There are of course exceptions. But a lot of infertility isn't actually infertility, it's leaving it too late. I personally know 6 women who couldn't conceive because they didn't start trying until late 30s (1 is a relative who married late and then couldn't conceive, 3 are Chinese friends who can only have children after marriage, 2 are friends of my daughter).

It's biology. No judgement.

GagaJo Wed 18-May-22 20:38:05

Sorry, that was to maddyone.

Grammaretto Wed 18-May-22 20:38:18

I agree Madgran the injustice of who can receive treatment depending on their partners fertility, not their own. I may have misunderstood but it all sounds dreadfully unfair.
I was lucky and able to have babies easily but I have witnessed heartbreak and such profound sadness of those who aren't able to.
I hope this person gets help.

JaneJudge Wed 18-May-22 20:44:49

I think this is awful. Why should she not have ivf because another woman has had a baby confused how is this ethical?

I am not surprised though. I had a severe gynae procedure in my early 30s which may have made me infertile and before I had it I was questioned at length as to what my husband thought about my future infertility, what if he wanted another child and what if I divorced and my new husband wanted a child? It didn't matter that my body was done with having children.

We live in a very sexist world, medically too unfortunately

Summerlove Wed 18-May-22 23:27:45

What a cruel and random policy.

kjmpde Wed 18-May-22 23:48:11

I wonder if part of the problem is that too many people say to children "When you are a parent" and not "If you become a parent". It can be sad if people believe that becoming pregnant is the only way to achieve happiness. The problem with ivf and all other NHS treatments is that they cost a lot of money. There is a mental cost too when treatments fail.

maddyone Thu 19-May-22 00:00:58

GagaJo

And I know someone who had IVF to allow for the selection of an embryo without the BRCA gene that killed his sister.

There are of course exceptions. But a lot of infertility isn't actually infertility, it's leaving it too late. I personally know 6 women who couldn't conceive because they didn't start trying until late 30s (1 is a relative who married late and then couldn't conceive, 3 are Chinese friends who can only have children after marriage, 2 are friends of my daughter).
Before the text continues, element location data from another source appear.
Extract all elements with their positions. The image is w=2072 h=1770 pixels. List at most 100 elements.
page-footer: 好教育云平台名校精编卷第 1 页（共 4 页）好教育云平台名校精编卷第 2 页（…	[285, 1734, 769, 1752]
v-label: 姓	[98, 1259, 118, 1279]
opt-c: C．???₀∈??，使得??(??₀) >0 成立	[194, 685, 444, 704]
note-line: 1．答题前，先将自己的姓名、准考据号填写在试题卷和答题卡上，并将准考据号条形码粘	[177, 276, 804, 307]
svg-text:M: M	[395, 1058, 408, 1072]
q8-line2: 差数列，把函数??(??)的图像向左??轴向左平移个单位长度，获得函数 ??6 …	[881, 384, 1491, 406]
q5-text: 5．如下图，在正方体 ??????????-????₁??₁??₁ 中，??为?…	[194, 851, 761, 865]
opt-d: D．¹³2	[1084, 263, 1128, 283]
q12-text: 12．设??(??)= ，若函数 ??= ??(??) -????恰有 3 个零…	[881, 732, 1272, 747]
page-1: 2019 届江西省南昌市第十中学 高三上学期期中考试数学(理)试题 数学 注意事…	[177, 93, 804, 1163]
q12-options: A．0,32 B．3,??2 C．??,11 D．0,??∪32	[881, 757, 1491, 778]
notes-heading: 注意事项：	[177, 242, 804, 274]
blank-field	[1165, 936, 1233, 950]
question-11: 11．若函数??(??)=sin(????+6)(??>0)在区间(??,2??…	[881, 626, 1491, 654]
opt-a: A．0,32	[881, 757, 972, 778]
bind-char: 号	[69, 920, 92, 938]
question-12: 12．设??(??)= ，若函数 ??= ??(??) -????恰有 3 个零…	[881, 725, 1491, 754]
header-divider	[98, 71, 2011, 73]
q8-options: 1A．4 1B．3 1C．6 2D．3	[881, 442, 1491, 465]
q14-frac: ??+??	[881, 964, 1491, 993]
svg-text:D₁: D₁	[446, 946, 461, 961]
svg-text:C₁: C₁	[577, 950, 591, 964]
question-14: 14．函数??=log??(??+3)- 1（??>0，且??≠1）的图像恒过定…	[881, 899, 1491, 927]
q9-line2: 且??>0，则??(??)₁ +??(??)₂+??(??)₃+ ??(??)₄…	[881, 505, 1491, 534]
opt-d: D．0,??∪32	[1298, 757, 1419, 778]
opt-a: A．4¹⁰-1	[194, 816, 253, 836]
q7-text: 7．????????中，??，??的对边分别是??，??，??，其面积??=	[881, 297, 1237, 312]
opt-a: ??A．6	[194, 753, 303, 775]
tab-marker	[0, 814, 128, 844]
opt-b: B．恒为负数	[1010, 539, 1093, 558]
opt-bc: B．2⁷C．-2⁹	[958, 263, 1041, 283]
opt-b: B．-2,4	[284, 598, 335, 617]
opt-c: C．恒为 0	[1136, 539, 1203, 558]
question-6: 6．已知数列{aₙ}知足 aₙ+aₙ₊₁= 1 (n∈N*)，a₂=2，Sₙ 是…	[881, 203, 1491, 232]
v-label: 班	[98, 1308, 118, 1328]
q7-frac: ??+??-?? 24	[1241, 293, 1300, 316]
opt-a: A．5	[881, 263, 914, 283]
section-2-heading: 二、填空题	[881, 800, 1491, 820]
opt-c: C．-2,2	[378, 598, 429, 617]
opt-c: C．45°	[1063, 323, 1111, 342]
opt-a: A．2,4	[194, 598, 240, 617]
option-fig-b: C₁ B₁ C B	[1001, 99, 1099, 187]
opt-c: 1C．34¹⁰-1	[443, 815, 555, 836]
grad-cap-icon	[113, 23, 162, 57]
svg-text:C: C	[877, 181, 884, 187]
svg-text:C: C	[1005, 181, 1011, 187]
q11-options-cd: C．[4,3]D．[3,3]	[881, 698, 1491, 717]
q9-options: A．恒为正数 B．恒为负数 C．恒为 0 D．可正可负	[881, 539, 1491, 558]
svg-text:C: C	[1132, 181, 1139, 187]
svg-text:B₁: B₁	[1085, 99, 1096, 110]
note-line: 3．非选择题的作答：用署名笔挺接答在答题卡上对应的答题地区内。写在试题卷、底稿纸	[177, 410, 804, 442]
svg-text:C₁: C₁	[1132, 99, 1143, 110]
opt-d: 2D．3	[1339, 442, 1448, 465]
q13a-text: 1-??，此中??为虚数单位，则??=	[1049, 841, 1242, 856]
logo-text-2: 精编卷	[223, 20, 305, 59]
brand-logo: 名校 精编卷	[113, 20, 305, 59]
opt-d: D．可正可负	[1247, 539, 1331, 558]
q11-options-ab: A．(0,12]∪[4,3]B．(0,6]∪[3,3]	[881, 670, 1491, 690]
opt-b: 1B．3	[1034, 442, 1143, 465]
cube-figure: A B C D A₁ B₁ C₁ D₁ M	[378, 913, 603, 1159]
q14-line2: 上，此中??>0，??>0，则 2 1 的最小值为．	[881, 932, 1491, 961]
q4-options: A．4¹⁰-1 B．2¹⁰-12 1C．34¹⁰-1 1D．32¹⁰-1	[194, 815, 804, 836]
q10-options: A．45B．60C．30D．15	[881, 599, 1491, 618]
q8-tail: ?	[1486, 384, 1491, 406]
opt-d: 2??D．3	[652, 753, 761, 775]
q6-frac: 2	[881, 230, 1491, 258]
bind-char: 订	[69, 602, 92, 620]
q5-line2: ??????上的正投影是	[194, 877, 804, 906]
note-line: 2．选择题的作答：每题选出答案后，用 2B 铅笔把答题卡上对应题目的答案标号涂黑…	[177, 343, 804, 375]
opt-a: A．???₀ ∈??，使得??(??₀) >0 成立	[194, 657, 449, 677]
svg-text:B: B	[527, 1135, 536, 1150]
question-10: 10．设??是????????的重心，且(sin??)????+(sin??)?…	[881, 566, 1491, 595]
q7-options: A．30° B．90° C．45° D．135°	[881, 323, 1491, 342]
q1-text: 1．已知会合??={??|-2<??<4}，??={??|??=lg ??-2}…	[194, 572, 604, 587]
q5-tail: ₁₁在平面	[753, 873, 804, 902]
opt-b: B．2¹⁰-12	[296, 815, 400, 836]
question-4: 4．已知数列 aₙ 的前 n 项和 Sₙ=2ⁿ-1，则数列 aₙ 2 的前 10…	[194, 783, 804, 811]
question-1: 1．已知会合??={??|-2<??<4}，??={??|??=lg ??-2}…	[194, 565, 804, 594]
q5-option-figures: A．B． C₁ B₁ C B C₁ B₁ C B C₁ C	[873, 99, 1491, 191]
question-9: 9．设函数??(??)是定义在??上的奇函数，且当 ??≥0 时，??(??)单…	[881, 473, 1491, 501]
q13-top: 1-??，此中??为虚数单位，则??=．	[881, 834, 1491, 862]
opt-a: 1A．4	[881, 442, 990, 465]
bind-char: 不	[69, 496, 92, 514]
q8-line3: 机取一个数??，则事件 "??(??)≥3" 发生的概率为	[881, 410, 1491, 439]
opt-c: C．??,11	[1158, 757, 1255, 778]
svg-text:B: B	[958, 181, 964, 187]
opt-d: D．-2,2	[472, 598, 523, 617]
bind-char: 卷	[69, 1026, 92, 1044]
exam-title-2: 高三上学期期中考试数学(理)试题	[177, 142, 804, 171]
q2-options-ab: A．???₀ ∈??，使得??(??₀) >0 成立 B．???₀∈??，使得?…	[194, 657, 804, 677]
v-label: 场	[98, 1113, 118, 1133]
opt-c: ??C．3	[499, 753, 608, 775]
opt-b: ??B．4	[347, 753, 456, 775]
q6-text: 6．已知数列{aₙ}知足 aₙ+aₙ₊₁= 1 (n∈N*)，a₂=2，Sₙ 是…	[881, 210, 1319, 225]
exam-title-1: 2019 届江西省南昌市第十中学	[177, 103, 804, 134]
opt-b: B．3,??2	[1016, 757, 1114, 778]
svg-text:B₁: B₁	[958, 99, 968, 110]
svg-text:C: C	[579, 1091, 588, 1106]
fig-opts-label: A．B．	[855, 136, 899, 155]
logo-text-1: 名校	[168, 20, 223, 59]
It's biology. No judgement.

Thank you Gagajo I know you’re not being judgmental and I realise that a huge chunk of infertility is caused by trying to have a baby later in life. As a doctor my daughter was very aware of this, and so she tried to conceive straight after her marriage. And obviously you know what happened as I related up thread. It’s a really good thing that she didn’t wait, because then there would have been two issues to cope with.

Grammaretto Thu 19-May-22 08:58:00

Medical breakthroughs are always a double edged sword IMO. Once something can be done, it is seen as the solution. Once one person has a new heart or recovers from cancer say, it is assumed everyone can.
Wonderful though IVF is for some, for those for whom it isn't successful the heartbreak will be worse than if IVF hadn't been an option.

Anniebach Thu 19-May-22 08:59:49

I never thought of being a mother as a lifestyle choice

Kandinsky Thu 19-May-22 09:11:08

It’s a difficult one.
Being childless is not life threatening - although of course it is to some women who get so depressed about it they take their own life. That’s terrible, but some women with children take their own life too.
I personally would be happy for the NHS to fund IVF treatment to any woman under 40 who is childless & desperately wants children. I know there are certain hurdles you have to jump over before being considered - trying for over a year etc etc.
Being a step mum shouldn’t matter as that child is not yours.